Microphones hidden among flowers in specific geographic areas (Oregon, Idaho and Missouri) picked up nary a buzz. The recordings didn't differentiate between bee species, but most bees in the study were bumble bees (Bombus) and honey bees (Apis mellifera). In areas where totality was 90 percent, the microphones picked up only a single buzz every few minutes.
"We anticipated, based on the smattering of reports in the literature, that bee activity would drop as light dimmed during the eclipse and would reach a minimum at totality," Candace Galen, professor of biological sciences at the University of Missouri and lead researcher on the study," said in a statement released by the Entomological Society of America. "But, we had not expected that the change would be so abrupt, that bees would continue flying up until totality and only then stop, completely. It was like 'lights out' at summer camp! That surprised us."
Interestingly, there have been only a smattering of studies describing the behavior of insects during an eclipse, which is why no one knew exactly what the bees would do. During totality the bees stopped all activity; however, researchers found, the bees were active in the moments leading up toward totality and after totality.
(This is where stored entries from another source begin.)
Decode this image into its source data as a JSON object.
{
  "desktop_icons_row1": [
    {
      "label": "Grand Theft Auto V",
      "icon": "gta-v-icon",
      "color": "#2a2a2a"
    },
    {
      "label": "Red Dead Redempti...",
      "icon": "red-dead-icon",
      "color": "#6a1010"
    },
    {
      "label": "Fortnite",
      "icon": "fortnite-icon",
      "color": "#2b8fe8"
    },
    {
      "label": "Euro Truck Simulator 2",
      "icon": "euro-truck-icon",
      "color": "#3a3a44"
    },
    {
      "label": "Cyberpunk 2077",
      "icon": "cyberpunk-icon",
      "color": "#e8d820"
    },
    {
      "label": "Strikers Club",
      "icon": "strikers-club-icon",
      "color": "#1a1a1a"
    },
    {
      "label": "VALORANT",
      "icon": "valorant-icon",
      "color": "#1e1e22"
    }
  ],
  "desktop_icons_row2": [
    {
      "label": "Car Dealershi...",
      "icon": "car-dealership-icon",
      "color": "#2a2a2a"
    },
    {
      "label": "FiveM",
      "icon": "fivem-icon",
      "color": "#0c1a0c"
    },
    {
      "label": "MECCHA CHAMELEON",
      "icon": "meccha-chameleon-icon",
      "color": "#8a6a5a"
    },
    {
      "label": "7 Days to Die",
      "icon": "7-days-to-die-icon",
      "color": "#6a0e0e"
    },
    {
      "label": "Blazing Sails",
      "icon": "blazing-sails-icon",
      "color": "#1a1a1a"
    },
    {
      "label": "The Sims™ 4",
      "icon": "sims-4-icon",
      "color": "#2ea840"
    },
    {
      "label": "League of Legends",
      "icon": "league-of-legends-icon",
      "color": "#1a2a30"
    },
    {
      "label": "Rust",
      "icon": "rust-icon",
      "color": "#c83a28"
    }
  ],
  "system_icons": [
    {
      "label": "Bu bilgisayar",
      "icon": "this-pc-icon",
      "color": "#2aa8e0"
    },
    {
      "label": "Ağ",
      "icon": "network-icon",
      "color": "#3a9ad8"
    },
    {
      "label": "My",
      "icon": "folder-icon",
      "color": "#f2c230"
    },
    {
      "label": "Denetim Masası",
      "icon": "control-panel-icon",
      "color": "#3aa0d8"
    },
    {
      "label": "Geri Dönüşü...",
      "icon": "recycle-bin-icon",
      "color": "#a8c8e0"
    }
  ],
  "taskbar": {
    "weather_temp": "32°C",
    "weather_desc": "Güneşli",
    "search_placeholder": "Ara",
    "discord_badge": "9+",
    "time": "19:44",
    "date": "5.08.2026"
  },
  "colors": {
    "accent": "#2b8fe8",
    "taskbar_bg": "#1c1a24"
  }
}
Their buzzing lasted longer, as did their flight time, suggesting the insects were flying longer and slower due to limited light, or they were heading back to their hives.
"The eclipse gave us an opportunity to ask whether the novel environmental context — mid-day, open skies — would alter the bees' behavioral response to dim light and darkness. As we found, complete darkness elicits the same behavior in bees, regardless of timing or context. And that's new information about bee cognition," Galen said.